Tuesday, November 23, 2010

The Telling by Ursula K. Le Guin

This slim 2003 novel is part of Le Guin's Hainish cycle. Sutty, a young Earth woman who has studied with the Ekumen, is sent on her first mission to a planet called Aka. First contact reports described this planet as peaceful and static, but when she arrives 60 years later, it's changed.

Now it's controlled by a soulless, communist-like political structure that has banned the Telling, the planet's traditional Taoist-like philosophy/art/literature. It's all very much like China's Cultural Revolution, only planet-wide. Sutty must seek out remaining traces of the traditional culture and help to preserve and record it, a dangerous task not just for her but for the natives.

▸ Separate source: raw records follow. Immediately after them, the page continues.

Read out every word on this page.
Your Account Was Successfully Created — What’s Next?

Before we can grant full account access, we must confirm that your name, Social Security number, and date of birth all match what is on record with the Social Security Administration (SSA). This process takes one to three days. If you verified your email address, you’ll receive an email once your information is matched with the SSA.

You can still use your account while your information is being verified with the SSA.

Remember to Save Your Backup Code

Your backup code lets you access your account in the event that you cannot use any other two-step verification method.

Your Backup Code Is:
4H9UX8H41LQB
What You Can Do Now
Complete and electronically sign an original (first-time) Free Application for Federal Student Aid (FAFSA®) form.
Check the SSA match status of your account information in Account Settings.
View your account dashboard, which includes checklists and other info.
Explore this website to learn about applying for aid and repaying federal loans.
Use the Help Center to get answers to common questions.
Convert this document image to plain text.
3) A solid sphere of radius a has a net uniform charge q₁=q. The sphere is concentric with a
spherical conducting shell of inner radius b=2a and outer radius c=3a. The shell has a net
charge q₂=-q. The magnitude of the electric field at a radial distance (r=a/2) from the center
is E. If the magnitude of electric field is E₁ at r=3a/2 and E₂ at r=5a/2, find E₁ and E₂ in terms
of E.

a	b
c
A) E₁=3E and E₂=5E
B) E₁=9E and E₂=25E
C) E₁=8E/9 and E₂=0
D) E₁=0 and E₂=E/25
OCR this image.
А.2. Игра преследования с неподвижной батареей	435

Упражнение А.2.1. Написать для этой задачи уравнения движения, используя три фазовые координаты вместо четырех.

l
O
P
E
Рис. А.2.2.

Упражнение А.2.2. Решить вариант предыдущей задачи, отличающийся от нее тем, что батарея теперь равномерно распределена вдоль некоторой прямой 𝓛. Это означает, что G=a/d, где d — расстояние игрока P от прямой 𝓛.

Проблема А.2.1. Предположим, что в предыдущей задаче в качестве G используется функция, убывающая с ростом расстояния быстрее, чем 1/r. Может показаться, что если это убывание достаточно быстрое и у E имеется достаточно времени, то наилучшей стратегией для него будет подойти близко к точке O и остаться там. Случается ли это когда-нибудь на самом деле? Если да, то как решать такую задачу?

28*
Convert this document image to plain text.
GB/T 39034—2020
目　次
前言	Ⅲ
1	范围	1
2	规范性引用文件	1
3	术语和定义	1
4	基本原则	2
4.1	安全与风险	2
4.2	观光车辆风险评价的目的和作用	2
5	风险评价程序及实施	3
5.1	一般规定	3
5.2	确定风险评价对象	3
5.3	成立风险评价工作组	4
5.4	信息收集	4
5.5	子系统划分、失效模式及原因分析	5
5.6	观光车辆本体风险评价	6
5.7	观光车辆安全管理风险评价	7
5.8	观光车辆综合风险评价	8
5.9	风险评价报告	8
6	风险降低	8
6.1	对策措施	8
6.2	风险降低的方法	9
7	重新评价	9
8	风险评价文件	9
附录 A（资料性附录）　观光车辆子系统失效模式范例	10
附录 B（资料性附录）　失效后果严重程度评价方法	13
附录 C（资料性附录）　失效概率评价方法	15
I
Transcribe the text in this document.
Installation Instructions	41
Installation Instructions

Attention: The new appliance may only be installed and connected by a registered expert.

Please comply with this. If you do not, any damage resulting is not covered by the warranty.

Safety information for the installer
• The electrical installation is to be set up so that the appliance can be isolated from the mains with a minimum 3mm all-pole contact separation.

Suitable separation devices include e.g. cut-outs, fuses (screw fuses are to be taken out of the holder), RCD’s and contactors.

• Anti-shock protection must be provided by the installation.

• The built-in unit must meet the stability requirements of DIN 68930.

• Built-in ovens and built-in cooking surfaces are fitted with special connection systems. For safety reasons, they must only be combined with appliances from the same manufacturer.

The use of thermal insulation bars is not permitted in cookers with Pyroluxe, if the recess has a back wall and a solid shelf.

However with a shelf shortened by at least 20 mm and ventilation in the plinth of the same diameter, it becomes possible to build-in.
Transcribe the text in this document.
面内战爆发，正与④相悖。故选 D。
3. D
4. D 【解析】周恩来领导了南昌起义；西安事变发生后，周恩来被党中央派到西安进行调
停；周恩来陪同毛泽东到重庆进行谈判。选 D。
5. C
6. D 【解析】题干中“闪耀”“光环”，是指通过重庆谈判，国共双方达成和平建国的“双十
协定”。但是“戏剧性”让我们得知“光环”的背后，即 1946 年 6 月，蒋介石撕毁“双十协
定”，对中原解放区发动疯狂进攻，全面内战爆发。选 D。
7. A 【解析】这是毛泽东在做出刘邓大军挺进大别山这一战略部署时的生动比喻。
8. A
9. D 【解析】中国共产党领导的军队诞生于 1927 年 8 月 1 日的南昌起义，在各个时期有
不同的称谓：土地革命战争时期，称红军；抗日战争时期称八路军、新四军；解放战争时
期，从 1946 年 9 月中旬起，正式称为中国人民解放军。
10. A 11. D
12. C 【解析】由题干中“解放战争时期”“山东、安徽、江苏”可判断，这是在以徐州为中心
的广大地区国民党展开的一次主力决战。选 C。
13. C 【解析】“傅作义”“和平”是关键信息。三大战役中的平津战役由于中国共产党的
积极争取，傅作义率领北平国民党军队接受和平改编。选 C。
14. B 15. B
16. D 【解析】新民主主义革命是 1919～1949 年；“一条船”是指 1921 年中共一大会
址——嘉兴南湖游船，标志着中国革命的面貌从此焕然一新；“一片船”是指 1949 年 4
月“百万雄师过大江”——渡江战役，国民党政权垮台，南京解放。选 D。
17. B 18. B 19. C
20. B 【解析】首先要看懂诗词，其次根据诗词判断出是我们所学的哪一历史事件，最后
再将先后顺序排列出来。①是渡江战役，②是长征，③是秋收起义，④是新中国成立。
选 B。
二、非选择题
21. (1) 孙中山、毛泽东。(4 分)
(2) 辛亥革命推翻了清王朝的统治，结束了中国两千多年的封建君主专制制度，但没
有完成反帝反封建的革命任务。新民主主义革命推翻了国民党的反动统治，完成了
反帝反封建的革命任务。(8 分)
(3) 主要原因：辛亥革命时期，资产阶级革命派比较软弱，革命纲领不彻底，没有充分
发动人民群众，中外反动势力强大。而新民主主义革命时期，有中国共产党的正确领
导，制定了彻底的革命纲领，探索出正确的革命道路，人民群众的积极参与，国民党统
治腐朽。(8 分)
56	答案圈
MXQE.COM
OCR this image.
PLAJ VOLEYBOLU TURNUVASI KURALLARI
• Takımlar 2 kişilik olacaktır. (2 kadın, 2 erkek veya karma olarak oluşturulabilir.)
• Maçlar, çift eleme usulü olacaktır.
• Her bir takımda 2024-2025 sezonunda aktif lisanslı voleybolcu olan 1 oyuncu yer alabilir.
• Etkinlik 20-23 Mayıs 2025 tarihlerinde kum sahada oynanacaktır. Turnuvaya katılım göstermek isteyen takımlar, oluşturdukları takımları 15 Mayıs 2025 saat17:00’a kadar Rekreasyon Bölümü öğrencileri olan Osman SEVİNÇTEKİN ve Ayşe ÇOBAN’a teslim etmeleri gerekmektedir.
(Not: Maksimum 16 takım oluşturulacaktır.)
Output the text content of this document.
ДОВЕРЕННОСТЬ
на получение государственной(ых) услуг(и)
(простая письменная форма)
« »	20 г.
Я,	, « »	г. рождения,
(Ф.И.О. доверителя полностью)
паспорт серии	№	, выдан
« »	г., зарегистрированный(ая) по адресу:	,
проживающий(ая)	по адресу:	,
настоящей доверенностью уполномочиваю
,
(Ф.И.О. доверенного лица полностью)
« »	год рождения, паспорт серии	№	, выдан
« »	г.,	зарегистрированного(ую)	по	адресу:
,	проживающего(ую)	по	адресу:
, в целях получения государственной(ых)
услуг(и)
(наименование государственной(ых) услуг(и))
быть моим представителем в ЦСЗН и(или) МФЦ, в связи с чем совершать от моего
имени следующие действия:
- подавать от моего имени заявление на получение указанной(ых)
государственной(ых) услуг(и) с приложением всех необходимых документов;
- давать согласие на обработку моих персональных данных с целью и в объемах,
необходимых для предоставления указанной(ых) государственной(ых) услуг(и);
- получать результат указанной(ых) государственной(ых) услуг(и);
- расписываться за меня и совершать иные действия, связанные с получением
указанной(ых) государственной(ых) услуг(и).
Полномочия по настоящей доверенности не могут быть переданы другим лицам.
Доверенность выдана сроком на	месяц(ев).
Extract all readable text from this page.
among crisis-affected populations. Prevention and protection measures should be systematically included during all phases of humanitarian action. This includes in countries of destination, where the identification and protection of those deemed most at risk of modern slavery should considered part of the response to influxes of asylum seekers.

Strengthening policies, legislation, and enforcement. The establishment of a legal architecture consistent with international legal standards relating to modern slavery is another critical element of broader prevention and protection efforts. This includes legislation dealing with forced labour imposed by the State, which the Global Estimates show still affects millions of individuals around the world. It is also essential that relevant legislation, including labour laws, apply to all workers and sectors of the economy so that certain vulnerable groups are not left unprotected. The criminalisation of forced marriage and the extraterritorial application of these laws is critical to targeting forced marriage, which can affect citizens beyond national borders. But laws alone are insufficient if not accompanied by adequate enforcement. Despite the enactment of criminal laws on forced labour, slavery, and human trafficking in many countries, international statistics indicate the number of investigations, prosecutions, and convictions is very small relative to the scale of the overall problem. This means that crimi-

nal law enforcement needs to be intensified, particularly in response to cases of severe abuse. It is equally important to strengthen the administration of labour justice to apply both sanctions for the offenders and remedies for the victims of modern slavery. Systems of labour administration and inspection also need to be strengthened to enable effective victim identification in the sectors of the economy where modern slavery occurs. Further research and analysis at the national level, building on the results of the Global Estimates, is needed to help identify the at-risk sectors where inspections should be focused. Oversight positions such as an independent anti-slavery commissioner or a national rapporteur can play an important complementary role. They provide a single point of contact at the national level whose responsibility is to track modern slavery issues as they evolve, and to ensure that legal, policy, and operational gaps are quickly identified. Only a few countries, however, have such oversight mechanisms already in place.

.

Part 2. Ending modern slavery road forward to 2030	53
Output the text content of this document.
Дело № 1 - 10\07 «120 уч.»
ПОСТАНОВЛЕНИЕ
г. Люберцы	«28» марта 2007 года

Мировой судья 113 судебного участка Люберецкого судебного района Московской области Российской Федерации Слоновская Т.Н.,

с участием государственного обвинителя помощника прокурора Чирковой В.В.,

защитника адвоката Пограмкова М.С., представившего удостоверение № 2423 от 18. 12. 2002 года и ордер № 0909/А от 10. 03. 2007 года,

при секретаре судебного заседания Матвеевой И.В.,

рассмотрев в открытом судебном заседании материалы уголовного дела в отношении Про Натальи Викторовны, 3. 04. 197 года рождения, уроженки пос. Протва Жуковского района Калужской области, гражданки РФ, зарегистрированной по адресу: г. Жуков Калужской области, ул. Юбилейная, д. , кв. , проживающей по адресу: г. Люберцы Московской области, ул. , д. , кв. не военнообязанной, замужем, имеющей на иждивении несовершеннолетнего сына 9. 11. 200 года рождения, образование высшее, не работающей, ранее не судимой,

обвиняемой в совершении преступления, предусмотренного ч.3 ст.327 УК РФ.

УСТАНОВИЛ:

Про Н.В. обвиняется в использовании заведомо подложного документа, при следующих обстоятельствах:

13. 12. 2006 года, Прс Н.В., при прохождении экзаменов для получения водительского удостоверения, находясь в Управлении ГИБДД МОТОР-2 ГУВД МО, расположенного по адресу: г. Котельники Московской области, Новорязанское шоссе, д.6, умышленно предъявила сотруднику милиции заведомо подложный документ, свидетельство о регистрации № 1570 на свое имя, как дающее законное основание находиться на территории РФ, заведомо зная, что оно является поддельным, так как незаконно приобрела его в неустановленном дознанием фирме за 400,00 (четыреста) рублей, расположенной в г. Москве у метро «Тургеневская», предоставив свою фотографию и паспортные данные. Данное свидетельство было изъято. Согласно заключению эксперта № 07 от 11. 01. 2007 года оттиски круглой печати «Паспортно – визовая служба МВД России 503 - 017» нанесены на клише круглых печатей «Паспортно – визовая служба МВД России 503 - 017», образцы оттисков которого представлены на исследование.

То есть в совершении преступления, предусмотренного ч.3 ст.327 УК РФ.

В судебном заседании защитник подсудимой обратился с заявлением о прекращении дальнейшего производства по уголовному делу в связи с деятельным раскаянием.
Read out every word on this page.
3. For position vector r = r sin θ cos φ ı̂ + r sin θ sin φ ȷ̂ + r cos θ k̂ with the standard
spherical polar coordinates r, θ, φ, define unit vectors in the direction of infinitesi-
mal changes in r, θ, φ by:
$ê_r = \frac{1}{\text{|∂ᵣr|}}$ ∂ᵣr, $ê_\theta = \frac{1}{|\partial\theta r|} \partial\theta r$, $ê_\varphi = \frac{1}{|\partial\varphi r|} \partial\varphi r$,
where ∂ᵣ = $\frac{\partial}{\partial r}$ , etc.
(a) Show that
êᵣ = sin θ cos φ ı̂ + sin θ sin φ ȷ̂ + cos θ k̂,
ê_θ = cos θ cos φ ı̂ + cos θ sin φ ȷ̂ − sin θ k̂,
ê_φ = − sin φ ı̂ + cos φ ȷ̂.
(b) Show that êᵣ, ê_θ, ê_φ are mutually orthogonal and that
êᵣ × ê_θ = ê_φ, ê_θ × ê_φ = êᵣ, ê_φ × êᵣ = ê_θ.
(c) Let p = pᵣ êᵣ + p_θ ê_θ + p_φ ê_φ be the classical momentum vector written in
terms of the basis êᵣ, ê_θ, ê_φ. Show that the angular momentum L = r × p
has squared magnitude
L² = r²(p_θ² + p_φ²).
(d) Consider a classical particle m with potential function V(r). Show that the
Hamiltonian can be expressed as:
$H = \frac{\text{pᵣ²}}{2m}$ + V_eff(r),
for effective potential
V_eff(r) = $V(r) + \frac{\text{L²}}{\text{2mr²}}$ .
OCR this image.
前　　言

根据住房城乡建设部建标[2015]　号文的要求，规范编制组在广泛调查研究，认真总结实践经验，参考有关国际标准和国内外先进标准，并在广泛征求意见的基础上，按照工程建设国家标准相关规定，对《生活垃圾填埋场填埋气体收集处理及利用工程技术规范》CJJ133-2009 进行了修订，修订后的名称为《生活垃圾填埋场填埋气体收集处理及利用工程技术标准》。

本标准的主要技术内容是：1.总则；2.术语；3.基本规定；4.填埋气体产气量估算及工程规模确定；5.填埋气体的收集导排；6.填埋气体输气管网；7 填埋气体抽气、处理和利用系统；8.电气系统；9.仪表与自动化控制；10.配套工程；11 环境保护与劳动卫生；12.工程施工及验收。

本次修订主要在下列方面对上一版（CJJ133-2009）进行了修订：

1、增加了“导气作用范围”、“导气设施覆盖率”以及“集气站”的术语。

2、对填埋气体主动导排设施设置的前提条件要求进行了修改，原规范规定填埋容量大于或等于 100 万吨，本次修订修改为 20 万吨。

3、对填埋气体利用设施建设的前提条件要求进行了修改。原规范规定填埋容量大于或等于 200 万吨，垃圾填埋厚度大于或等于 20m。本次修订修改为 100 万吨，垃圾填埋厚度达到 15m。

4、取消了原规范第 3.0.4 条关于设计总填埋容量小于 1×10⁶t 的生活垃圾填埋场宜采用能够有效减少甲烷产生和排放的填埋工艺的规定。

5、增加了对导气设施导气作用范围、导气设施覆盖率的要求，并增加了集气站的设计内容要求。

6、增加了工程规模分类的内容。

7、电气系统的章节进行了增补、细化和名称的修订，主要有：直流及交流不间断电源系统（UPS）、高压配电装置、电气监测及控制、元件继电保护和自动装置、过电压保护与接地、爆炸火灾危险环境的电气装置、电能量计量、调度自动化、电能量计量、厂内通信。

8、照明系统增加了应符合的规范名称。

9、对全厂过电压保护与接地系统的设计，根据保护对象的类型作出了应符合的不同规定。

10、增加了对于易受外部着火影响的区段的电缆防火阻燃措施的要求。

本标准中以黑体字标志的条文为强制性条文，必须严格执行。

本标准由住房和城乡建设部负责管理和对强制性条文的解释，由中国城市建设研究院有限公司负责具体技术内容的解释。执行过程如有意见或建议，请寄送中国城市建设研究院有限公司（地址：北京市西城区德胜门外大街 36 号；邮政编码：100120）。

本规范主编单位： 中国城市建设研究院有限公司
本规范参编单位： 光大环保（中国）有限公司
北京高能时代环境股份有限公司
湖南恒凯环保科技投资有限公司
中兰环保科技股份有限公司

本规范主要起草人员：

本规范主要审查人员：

I enjoyed reading it; as always, Le Guin writes with simple and vivid elegance. Sutty is likeable, brave, conscientious. The actual tales told in the Telling aren't that memorable, I'm afraid, but there are some interesting themes like the importance of twins/couples/doubles, and flying. Le Guin is in trouble when she tries to make the case that stories can be a culture's entire history, science, and so on. At the end she questions this, but it feels perfunctory to me.

Le Guin isn't breaking any new ground here, however. Themes and images are deeply familiar from earlier books—the Taoist philosophy, the politics, the thinly disguised critique of our own culture. (Like how the government/corporation's ubiquitous bitter, hot drink is called Starbrew.) She has a tendency to moralize. Yes, she tries to be fair, not black and white, but the problem is you can see her trying.

I don't like Le Guin's affectation for employing British spelling and usage. Other than that, Le Guin remains one of my greatest pleasures to read, especially on the sentence level, so vivid and beautifully paced. For example, this description of a river ferry trip:

And Ferry Eight, now full of blatting and squawking and the quiet, intermittent voices of country people, and smelling of manure, fried bread, and sweet melons, moved slowly, her silent engines working hard against the drastic current, between wide rocky shores and treeless plains of thin, pale, plumy grass.

"Drastic" is the striking, perfect centerpiece of this beautifully composed scene. That's the sort of thing that keeps me coming back, decade after decade, to Ursula Le Guin.